Geçen yıl bu günlerde, 15 Mayıs'ta yazmışım, "Ayasofya Açılamaz Mı?" diye. 

"Ayasofya sabah 8’le 12 arasında yine müze olarak turistlerin ziyaretine açık olacak. Her şeyiyle. Olduğu gibi. Ayasofya’da öğle namazı öncesi bir düğmeye basılacak ve Ayasofya’da fresk miresk kalmayacak. Siyah bir ışıkla yapı namazı bozacak resimlerden arındırılıyor. Bu çözümü bulacak kadar Ayasofya’yı açmaya kararlı bir irade var ise eğer, dünyanın bütün liderleri, özellikle Türkiye siyasetiyle yakından ilgili olanlar, siyasi düşüncelerini ve hesaplarını gözden geçirmeliler bence." demişim.

Olmadı.

Cumhurbaşkanlığı seçimi öncesi Ayasofya'da cuma namazı müjdesi gelmedi.
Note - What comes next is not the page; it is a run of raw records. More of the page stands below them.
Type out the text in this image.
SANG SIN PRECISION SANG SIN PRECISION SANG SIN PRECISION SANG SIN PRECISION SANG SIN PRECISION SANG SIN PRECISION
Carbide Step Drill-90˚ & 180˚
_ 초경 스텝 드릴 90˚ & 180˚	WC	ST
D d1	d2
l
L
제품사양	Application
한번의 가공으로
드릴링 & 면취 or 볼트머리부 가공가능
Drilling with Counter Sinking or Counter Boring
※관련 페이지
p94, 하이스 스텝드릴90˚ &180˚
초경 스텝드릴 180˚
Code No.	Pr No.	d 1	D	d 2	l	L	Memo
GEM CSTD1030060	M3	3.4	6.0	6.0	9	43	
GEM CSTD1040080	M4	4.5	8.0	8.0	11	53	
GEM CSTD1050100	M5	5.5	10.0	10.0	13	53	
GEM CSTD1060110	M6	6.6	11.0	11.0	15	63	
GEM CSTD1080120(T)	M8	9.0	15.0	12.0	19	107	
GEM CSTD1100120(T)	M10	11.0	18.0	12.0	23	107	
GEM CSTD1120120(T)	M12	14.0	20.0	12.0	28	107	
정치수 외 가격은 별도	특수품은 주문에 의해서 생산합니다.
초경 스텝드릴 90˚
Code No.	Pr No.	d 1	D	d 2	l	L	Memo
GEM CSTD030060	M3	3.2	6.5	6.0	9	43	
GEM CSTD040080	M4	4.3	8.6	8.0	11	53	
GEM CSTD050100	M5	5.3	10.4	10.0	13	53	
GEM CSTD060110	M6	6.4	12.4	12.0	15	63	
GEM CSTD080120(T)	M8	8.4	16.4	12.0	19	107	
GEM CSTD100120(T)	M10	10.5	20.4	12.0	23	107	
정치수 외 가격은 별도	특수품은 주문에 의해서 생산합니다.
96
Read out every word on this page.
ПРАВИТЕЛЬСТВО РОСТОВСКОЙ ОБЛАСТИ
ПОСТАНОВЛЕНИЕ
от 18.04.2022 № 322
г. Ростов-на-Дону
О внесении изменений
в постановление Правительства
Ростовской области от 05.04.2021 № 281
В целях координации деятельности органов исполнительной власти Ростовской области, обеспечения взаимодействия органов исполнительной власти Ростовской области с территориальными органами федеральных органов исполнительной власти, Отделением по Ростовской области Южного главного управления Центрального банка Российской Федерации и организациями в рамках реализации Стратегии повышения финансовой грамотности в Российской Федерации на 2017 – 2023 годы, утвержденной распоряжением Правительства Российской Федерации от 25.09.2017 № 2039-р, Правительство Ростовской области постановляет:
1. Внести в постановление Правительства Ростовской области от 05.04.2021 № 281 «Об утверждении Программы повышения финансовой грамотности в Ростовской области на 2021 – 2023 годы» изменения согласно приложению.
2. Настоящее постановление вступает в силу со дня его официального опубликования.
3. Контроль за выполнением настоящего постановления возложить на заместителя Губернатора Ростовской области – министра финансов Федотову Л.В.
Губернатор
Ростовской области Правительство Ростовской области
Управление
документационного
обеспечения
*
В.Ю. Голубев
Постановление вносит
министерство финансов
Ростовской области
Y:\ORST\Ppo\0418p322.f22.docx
Neden bu kadar önemli Ayasofya'nın ibadete açılması? Yine geçen seneki yazıya dönelim:

"Cumhurbaşkanını kendi seçecek Müslüman Türkler için Ayasofya'da cuma namazı kılmak imkansız değildir. Burada soru şu olmalıdır: Cumhurbaşkanlığı seçimi öncesi böylesine riskli bir hamle yapılabilir mi? Eğer bunu bugünlerde yaparsa, Recep Tayyip Erdoğan, Türk İslam tarihine adını Fatih’ten sonra en büyük yere yazar... Cumhuriyet açısından da bir siyasetçinin, bir liderin Atatürk’ün gölgesinden kurtulabilmesinin hatta onu gölgede bırakabilmesinin başka bir yolu yoktur. Şimdi tekrar soralım: Ayasofya’da Cuma namazı kılmanın, kıldırmanın  efsanevi hatta mucizevi iktidarı yanında Çankaya seçimi ya da Cumhurbaşkanlığı seçimi sizce ne ifade eder? Ayasofya’nın durduğu tepe Çankaya’dan yüksektir. Oraya yükselmenin ve dünyaya o yükseklikten bakmanın zamanı gelmiştir."

Bugün durum nedir?

Ayasofya açılabilir, açılmalıdır, açılacaktır.

Şimdi zaten nasıl müzeyse, mekanı sadece Hristiyanlık müzesi olmaktan çıkarır, Topkapı'dan Mukaddes Emanetler Dairesi'ni yahut emanetlerin bir kısmını Ayasofya'ya taşıyabilir miyiz?

Sultanahmet, nasıl namaz vakitlerinde bile namaz kılanları seyreden turistlerle dolu, adı konmamış bir müze durumundaysa, Ayasofya da böyle bir müze olabilir, İslam Eserleri de burada sergilenebilir ve bir kısmı müze olan bu camide namaz da kılınabilir.

Peki, 30 Mayıs'ta, Yenikapı'daki Fetih Şenliği'nde, Cumhurbaşkanımız ve Başbakanımız, birlikte Ayasofya'da cuma namazı kılma müjdesini verirlerse ne olur?

HDP barajı geçer mi geçemez mi, AK Parti tek başına iktidarı kaybeder mi kaybetmez mi, CHP bunu alkışlar mı alkışlamaz mı, Türkiye MHP ile yürür mü yürümez mi, işte o zaman daha net ortaya çıkar.

Abdullah Gül, bu hafta sonu Yenikapı'da İstanbullularla buluşur mu? Ayasofya'da namaz davetinde sahnede olur mu? Cumhurbaşkanımız ve Başbakanımızla o mahşeri kalabalığı selamlar mı?

Asıl önemlisi de şu: Bugüne kadar AK Parti'ye oy veren seçmen bu selamı alır mı, almaz mı?

Ayasofya'da namaz kılınıp kılınmayacağı da, HDP'nin barajı geçip geçmeyeceği de, AK Parti'nin tek başına iktidarını sürdürüp sürdüremeyeceği de, Yenikapı'daki kalabalığın bu selamı alıp almamasına bağlı.